Она — единственный человек, с которым можно поговорить, не то что эти шпионы в штатском, но я не могу. Между нами кирпичная стена, мне через нее не пробиться. Наверное, дело в том, какой она человек — что она думает про жизнь, что говорит, — и еще в том, чего она не говорит и не думает. Она не мама — и не виновата в этом, конечно, но я не могу ей этого простить. Пока — нет.
Вот я и сижу в комнате, не сплю сутками и шарю в Интернете, чтобы хоть в чем-то разобраться, и прислушиваюсь, не сунут ли что-нибудь в щель для писем и газет. Как только слышу шуршание, то сразу бегу по лестнице. Мне надо успеть раньше бабули: не хочу, чтобы она что-нибудь узнала. Не хочу, чтобы она увидела кипы записок от Джуниора. Я знаю, что он там пишет — плюс-минус. Они все похожи на первые: «6122026. Твое число приближается. Ты готов?» «Прощайся с бабушкой, лошара. Тебе крышка».
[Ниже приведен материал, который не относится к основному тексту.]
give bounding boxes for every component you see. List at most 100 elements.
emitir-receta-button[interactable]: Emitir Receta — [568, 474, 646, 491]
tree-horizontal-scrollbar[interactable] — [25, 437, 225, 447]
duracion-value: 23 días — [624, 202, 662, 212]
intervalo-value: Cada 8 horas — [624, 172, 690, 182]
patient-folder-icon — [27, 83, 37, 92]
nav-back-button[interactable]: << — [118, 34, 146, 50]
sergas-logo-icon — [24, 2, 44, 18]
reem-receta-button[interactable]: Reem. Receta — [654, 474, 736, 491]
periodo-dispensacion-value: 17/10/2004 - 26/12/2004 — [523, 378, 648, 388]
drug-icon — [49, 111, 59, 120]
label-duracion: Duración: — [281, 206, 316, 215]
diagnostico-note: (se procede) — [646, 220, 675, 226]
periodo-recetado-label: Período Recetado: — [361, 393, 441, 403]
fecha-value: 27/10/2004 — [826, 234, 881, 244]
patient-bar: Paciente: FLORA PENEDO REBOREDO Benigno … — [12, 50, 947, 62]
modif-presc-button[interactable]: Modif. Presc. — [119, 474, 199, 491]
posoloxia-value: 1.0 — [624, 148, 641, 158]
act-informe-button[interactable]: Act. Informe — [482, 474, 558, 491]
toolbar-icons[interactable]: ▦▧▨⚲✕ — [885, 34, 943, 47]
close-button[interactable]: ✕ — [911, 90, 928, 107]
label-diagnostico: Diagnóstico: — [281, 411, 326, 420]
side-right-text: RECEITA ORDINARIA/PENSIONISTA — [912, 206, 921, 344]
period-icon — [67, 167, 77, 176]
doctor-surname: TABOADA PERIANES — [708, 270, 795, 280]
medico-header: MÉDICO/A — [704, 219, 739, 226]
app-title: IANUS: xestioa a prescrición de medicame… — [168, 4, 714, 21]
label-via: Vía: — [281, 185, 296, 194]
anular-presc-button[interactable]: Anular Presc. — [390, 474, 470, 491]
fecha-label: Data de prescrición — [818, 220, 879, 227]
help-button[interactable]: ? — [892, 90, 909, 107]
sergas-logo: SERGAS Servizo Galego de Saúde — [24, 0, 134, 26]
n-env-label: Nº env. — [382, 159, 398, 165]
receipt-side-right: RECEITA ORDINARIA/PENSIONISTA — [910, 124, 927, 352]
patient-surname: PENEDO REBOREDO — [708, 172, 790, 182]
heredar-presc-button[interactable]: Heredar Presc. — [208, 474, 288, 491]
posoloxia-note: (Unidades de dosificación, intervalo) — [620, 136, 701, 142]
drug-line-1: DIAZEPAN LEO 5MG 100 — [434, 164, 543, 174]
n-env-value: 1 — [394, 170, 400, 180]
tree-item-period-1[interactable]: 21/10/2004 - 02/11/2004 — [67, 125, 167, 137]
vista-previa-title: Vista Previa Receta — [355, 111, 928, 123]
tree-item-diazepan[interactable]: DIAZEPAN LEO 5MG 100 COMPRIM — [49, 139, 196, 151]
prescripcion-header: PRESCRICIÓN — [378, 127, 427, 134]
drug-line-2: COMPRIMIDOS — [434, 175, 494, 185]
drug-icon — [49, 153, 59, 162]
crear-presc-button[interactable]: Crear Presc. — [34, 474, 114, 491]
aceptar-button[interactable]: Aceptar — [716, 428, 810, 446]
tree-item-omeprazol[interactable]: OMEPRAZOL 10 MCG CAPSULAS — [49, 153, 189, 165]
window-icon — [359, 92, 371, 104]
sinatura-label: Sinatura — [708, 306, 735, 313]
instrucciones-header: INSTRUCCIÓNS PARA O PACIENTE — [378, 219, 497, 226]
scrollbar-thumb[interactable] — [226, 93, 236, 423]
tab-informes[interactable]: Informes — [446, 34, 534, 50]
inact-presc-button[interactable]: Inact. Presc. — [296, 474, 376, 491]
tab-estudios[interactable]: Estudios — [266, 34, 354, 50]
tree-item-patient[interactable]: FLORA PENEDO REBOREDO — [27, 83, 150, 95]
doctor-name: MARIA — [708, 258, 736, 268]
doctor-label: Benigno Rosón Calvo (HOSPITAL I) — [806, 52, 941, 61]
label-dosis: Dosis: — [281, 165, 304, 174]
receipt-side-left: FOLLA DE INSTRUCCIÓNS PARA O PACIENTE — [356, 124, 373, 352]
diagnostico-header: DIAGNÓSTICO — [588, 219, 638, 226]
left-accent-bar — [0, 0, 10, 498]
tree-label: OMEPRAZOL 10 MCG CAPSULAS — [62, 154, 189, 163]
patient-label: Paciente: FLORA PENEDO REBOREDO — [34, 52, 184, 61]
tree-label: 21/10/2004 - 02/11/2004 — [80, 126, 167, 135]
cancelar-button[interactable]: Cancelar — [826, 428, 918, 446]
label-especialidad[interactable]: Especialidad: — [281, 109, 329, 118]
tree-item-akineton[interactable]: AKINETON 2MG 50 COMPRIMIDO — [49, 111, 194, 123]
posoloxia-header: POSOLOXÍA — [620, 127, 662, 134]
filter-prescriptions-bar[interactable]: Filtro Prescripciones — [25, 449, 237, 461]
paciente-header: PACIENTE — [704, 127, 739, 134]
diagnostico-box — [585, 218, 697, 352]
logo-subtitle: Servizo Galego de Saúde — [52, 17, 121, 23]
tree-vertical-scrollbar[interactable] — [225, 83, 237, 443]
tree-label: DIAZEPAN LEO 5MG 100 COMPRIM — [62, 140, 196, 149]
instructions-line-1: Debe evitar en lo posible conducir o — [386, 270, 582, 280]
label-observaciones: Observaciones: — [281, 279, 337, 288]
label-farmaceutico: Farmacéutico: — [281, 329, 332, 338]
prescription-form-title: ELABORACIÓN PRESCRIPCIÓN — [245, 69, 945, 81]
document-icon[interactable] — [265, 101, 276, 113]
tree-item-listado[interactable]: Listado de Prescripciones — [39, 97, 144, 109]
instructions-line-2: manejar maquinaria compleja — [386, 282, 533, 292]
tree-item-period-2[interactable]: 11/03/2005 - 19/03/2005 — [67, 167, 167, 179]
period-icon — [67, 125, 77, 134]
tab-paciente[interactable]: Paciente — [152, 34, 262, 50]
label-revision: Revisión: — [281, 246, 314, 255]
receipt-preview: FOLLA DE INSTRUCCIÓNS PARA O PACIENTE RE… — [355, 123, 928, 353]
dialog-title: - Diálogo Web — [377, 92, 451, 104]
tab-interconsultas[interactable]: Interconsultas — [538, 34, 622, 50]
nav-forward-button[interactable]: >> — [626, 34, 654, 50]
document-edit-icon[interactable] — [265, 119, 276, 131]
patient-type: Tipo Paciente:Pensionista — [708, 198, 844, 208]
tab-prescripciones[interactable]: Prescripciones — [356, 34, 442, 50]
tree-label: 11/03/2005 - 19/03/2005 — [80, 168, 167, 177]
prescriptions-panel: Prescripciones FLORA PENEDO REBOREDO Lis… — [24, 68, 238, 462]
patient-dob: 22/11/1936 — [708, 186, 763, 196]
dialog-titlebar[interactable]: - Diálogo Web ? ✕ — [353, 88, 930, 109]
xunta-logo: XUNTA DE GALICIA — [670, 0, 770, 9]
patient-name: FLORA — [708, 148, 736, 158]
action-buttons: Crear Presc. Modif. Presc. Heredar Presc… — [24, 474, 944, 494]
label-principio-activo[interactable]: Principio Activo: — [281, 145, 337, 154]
Иногда бабуля оказывается у двери первой. Ей тоже нужны развлечения.
— Это тебе, — говорит она. Взяла конверт и рассматривает.
— Дай сюда, — говорю я и протягиваю руку.
— От приятеля? — спрашивает она. — От подружки? Между прочим, можешь позвать кого-нибудь в гости, тебе разрешается. Если хочешь.
Ничего не говорю — протягиваю руку и держу, пока бабуля не понимает намека.
— Адам, — говорит она, когда я поворачиваюсь и топаю по лестнице. — Посиди со мной минутку. Нам надо…
Голос ее затихает — я закрываю за собой дверь.
…Поговорить. Нам надо поговорить. Если бы я мог.
Кладу конверт к остальным и включаю папин коми. Развалюха, зато есть выход в Сеть, хотя ждать приходится целую вечность, а гуглить даже я умею. Обычно я вбиваю «2027» или «конец света», но сегодня будет иначе. Сегодня я спрошу о том, отчего я не могу заснуть.